Ethics approval and consent to participate
The study (registered 2020-01-05) was approved by the ethics committee of the School of Medicine of the Universidad de Colima (Colima, Mexico) and written informed consent was obtained from all participants. All procedures performed in the present protocol were in accordance with the Declaration of Helsinki and the clinical trial was registered as TX-COVID19: RPCEC00000309 in the RPCEC database (05/05/2020).
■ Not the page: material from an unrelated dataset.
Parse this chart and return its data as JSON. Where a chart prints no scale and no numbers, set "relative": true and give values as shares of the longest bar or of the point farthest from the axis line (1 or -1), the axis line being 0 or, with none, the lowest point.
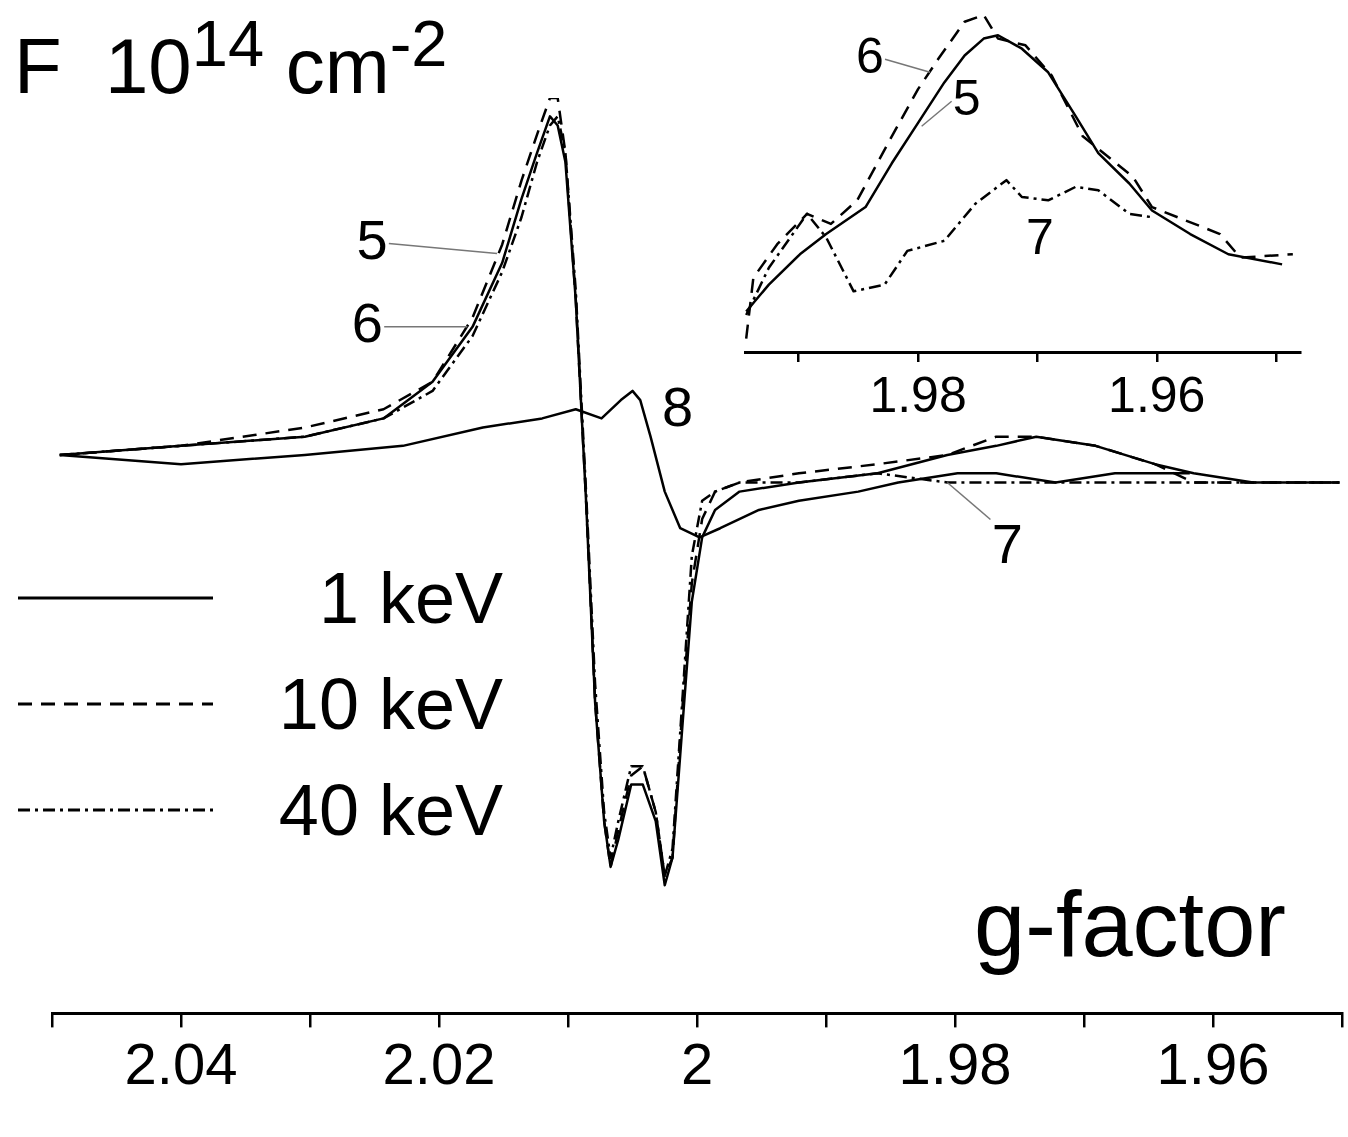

Patient consent for publication
Not applicable.
Competing interests
BAPM and ACL declare that they work for the company Esteripharma, who provided the neutral electrolyzed saline administered in this trial. The company owns a patent for the synthesis of the electrolyzed saline, but had no role in the study design, data collection and analysis or decision to publish the manuscript. Those authors did not participate in the study design, data collection or data analyses. The other authors declare that they have no competing interests.